Reading a file makes a pointer to move to the last byte read.
The command above moved the pointer to the last byte of the file. 
To move back to the beginning of the file use the command seek.

In [None]:
file.seek(0,0)

## Read one line at a time in sequence of the file

The command readline() reads one line of the file, at the position of the pointer (i.e. last byte read) and moves the pointer to the beginning of the next line.


In [None]:
file.readline()

In [None]:
file.readline()

In [None]:
file.readline()

Notice the "newline" character "\n" at the end of each line. For the purposes of data analysis this is unwanted.
When reading line by line, a possibility is to use the method "rstrip()"


In [None]:
file.readline().rstrip()

## Read all lines into a list

Each line will be an entry of the list that we are calling "data"

In [None]:
file.seek(0,0)
data = file.readlines()
data

Here again at the end of each line there is a 'newline' character '\n'. For the purposes of data analysis this is unwanted.

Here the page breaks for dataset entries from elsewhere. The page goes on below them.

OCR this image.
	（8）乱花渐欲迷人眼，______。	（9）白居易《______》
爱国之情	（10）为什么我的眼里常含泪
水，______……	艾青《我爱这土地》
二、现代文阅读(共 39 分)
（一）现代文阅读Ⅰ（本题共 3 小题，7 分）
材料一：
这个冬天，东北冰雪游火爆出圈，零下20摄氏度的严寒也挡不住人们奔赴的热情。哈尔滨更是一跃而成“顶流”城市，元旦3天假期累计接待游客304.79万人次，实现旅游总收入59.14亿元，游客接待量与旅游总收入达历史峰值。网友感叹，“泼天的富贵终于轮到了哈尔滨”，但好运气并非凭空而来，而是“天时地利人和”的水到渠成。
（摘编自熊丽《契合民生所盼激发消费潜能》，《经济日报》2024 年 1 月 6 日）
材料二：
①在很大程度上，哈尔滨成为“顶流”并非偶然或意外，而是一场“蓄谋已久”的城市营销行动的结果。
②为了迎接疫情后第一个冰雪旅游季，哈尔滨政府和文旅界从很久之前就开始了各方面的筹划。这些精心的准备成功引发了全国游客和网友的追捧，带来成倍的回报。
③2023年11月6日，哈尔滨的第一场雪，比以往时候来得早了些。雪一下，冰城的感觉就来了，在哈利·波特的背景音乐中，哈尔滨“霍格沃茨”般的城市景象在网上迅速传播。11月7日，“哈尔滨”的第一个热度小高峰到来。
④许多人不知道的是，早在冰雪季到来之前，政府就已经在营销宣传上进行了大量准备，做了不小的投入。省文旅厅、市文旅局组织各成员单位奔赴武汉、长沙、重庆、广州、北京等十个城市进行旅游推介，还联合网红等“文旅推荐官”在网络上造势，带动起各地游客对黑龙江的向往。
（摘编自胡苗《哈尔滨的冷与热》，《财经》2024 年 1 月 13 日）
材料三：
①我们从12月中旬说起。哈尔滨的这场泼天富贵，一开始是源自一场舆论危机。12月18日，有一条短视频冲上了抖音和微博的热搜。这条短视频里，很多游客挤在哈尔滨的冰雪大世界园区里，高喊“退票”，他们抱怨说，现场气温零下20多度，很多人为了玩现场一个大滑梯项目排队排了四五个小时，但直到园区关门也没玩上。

Using the method "read()" combined with "splitlines()" solves this problem.

In [None]:
file.seek(0,0)
data = file.read().splitlines()
data

## Closing the file if it is not needed anymore

In [None]:
file.close()

### Split measurements

For data analysis it is important to be able to access the individual measurements at a certain time. For that we can make a list for each line.

In [None]:
for line in data:
    fields = line.split()
    print(fields)

In [None]:
for line in data:
    fields = line.split()
    date = fields[0]
    time = fields[1]
    temperature = fields[2]
    humidity = fields[3]
    pressure = fields[4]

    print(time,date,temperature)